Peccato che i più giovani siano sempre meno abili.  L’idea di un manuale di scrittura è venuta alla scrittrice frequentando le aule dell’università della Tuscia dove tiene un Laboratorio di scrittura giornalistica. Lì ha incontrato tanti studenti in difficoltà anche soltanto davanti a un testo da riassumere. Angela Padrone (già autrice di diversi saggi sul mondo del lavoro), intreccia nel suo libro ricordi di alunna delle elementari, alle prese con i primi temi, di studentessa e poi giornalista,  con consigli e raccomandazioni. Tra le cose da fare, suggerisce: leggere, riscrivere, semplificare, tagliare aggettivi e avverbi inutili. Tra le cose da evitare:  il passivo, le frasi fatte e lunghe, la vaghezza, lo studio della grammatica.

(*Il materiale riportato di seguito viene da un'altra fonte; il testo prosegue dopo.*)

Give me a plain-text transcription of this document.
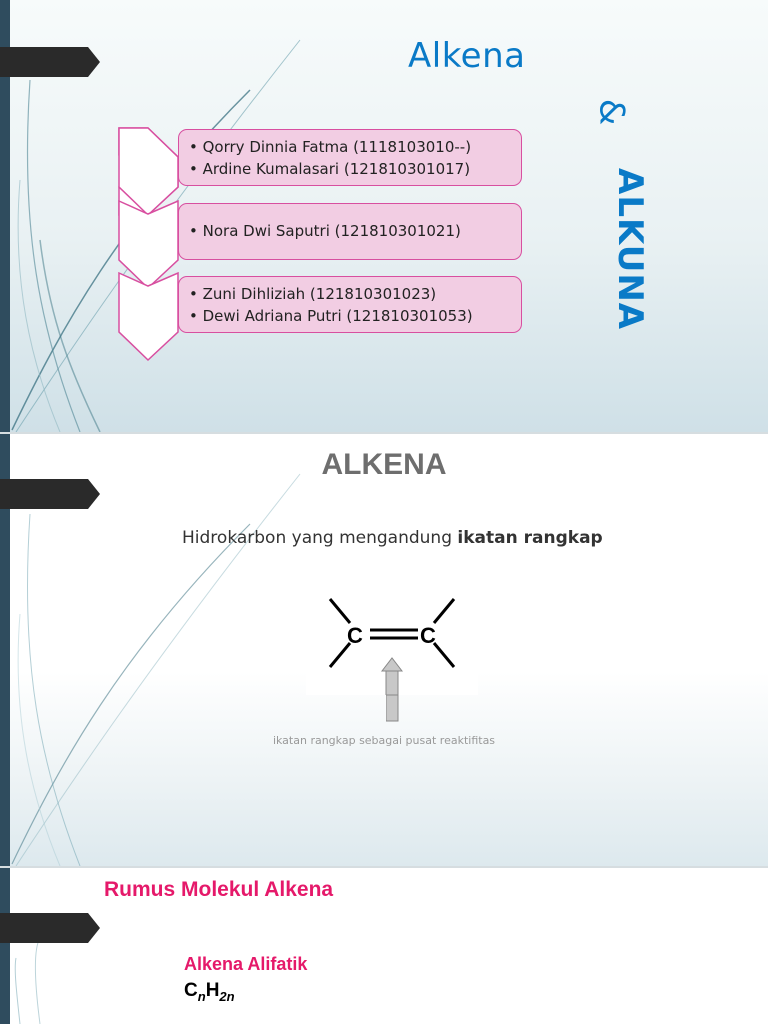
Alkena
&
ALKUNA
• Qorry Dinnia Fatma (1118103010--)
• Ardine Kumalasari (121810301017)
• Nora Dwi Saputri (121810301021)
• Zuni Dihliziah (121810301023)
• Dewi Adriana Putri (121810301053)
ALKENA
Hidrokarbon yang mengandung ikatan rangkap
C	C
ikatan rangkap sebagai pusat reaktifitas
Rumus Molekul Alkena
Alkena Alifatik
$C_nH_{2n}$
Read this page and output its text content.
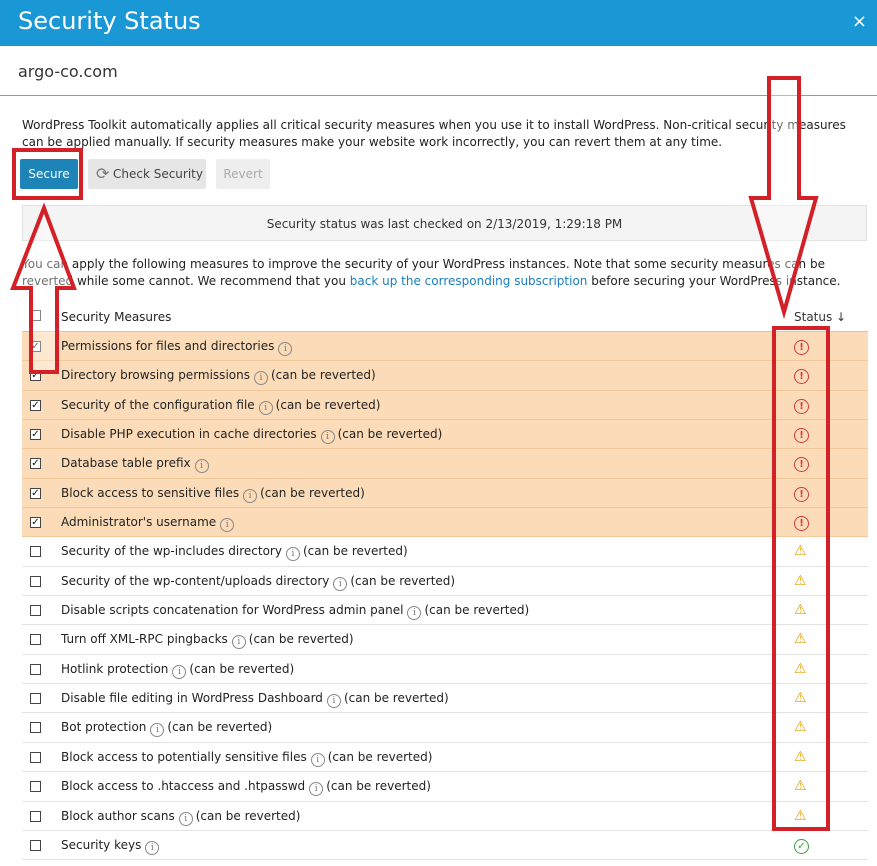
Security Status	×
argo-co.com
WordPress Toolkit automatically applies all critical security measures when you use it to install WordPress. Non-critical security measures can be applied manually. If security measures make your website work incorrectly, you can revert them at any time.
Secure	⟳ Check Security	Revert
Security status was last checked on 2/13/2019, 1:29:18 PM
You can apply the following measures to improve the security of your WordPress instances. Note that some security measures can be reverted while some cannot. We recommend that you back up the corresponding subscription before securing your WordPress instance.
Security Measures	Status ↓
✓ Permissions for files and directories i	!
✓ Directory browsing permissions i (can be reverted)	!
✓ Security of the configuration file i (can be reverted)	!
✓ Disable PHP execution in cache directories i (can be reverted)	!
✓ Database table prefix i	!
✓ Block access to sensitive files i (can be reverted)	!
✓ Administrator's username i	!
Security of the wp-includes directory i (can be reverted)	⚠
Security of the wp-content/uploads directory i (can be reverted)	⚠
Disable scripts concatenation for WordPress admin panel i (can be reverted)	⚠
Turn off XML-RPC pingbacks i (can be reverted)	⚠
Hotlink protection i (can be reverted)	⚠
Disable file editing in WordPress Dashboard i (can be reverted)	⚠
Bot protection i (can be reverted)	⚠
Block access to potentially sensitive files i (can be reverted)	⚠
Block access to .htaccess and .htpasswd i (can be reverted)	⚠
Block author scans i (can be reverted)	⚠
Security keys i	✓
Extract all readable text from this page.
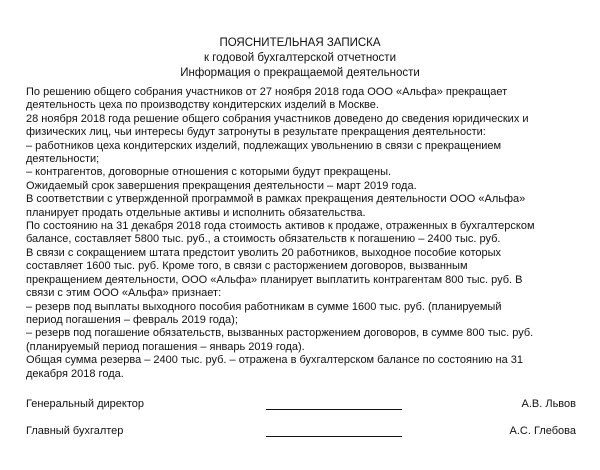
ПОЯСНИТЕЛЬНАЯ ЗАПИСКА
к годовой бухгалтерской отчетности
Информация о прекращаемой деятельности
По решению общего собрания участников от 27 ноября 2018 года ООО «Альфа» прекращает
деятельность цеха по производству кондитерских изделий в Москве.
28 ноября 2018 года решение общего собрания участников доведено до сведения юридических и
физических лиц, чьи интересы будут затронуты в результате прекращения деятельности:
– работников цеха кондитерских изделий, подлежащих увольнению в связи с прекращением
деятельности;
– контрагентов, договорные отношения с которыми будут прекращены.
Ожидаемый срок завершения прекращения деятельности – март 2019 года.
В соответствии с утвержденной программой в рамках прекращения деятельности ООО «Альфа»
планирует продать отдельные активы и исполнить обязательства.
По состоянию на 31 декабря 2018 года стоимость активов к продаже, отраженных в бухгалтерском
балансе, составляет 5800 тыс. руб., а стоимость обязательств к погашению – 2400 тыс. руб.
В связи с сокращением штата предстоит уволить 20 работников, выходное пособие которых
составляет 1600 тыс. руб. Кроме того, в связи с расторжением договоров, вызванным
прекращением деятельности, ООО «Альфа» планирует выплатить контрагентам 800 тыс. руб. В
связи с этим ООО «Альфа» признает:
– резерв под выплаты выходного пособия работникам в сумме 1600 тыс. руб. (планируемый
период погашения – февраль 2019 года);
– резерв под погашение обязательств, вызванных расторжением договоров, в сумме 800 тыс. руб.
(планируемый период погашения – январь 2019 года).
Общая сумма резерва – 2400 тыс. руб. – отражена в бухгалтерском балансе по состоянию на 31
декабря 2018 года.
Генеральный директор	А.В. Львов
Главный бухгалтер	А.С. Глебова
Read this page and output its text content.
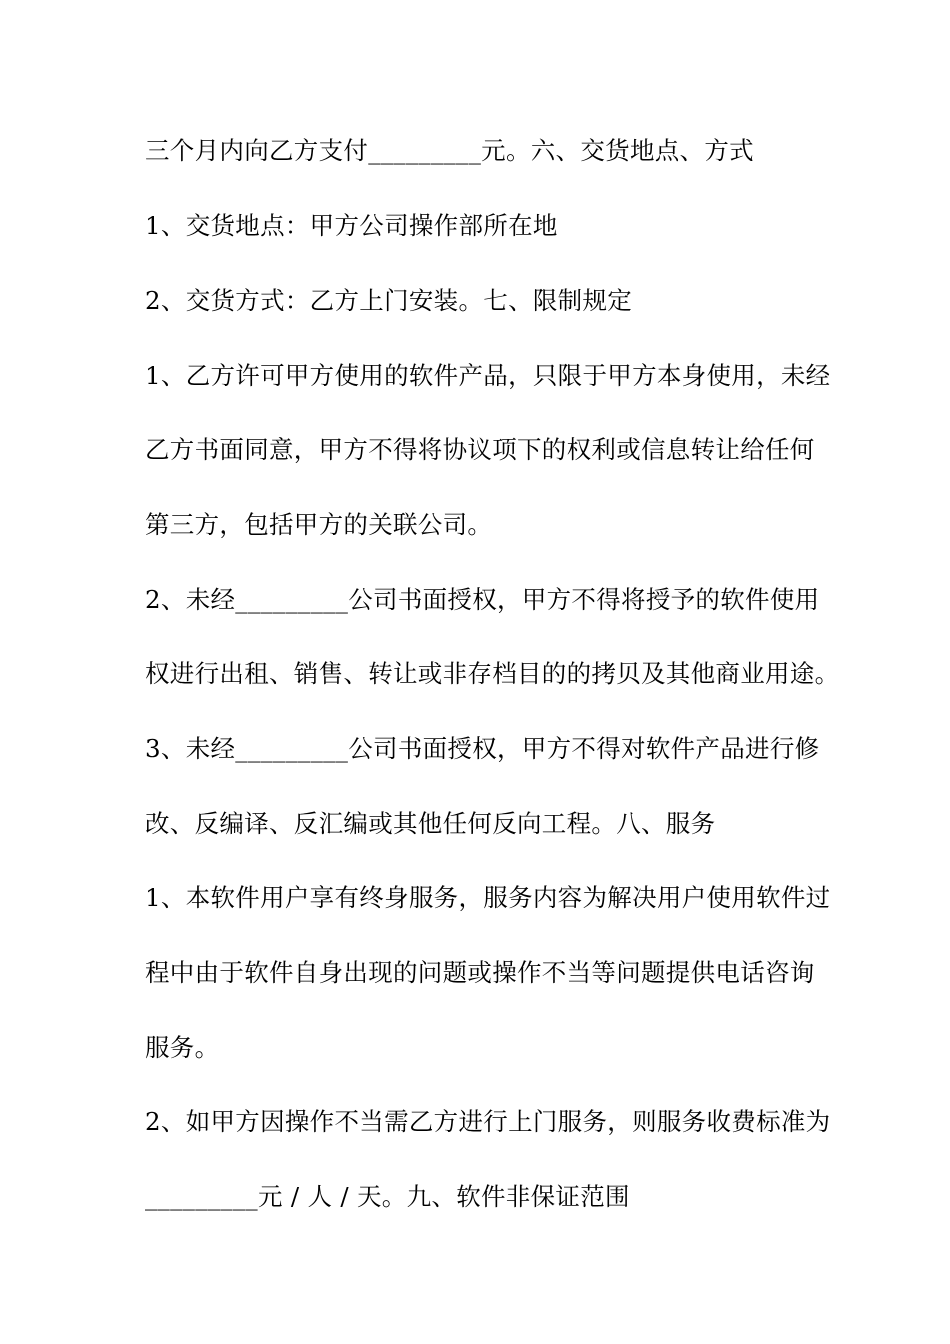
三个月内向乙方支付_________元。六、交货地点、方式
1、交货地点：甲方公司操作部所在地
2、交货方式：乙方上门安装。七、限制规定
1、乙方许可甲方使用的软件产品，只限于甲方本身使用，未经
乙方书面同意，甲方不得将协议项下的权利或信息转让给任何
第三方，包括甲方的关联公司。
2、未经_________公司书面授权，甲方不得将授予的软件使用
权进行出租、销售、转让或非存档目的的拷贝及其他商业用途。
3、未经_________公司书面授权，甲方不得对软件产品进行修
改、反编译、反汇编或其他任何反向工程。八、服务
1、本软件用户享有终身服务，服务内容为解决用户使用软件过
程中由于软件自身出现的问题或操作不当等问题提供电话咨询
服务。
2、如甲方因操作不当需乙方进行上门服务，则服务收费标准为
_________元 / 人 / 天。九、软件非保证范围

Una sorta di manuale “autobiografico”, gradevolissimo. Un libro leggero, nella scrittura, e profondo che interroga scrittori, linguisti, neuroscienziati, fisici, filosofi, giornalisti. E pone domande “filosofiche”:  siamo o meno obsoleti? Siamo ancora così straordinari, come pensavamo? E se perdessimo il controllo della macchina? Di fronte a questi interrogativi, c’è l’urgenza, sostiene Padrone, di quella che lei chiama «controffensiva umana», a cominciare dalla scrittura. «Salvare la nostra capacità di usare il linguaggio scritto, in modo tale da salvare la nostra capacità di pensiero profondo». E dunque, di critica, di riflessione, di ribellione. Salvare, insomma, la nostra libertà.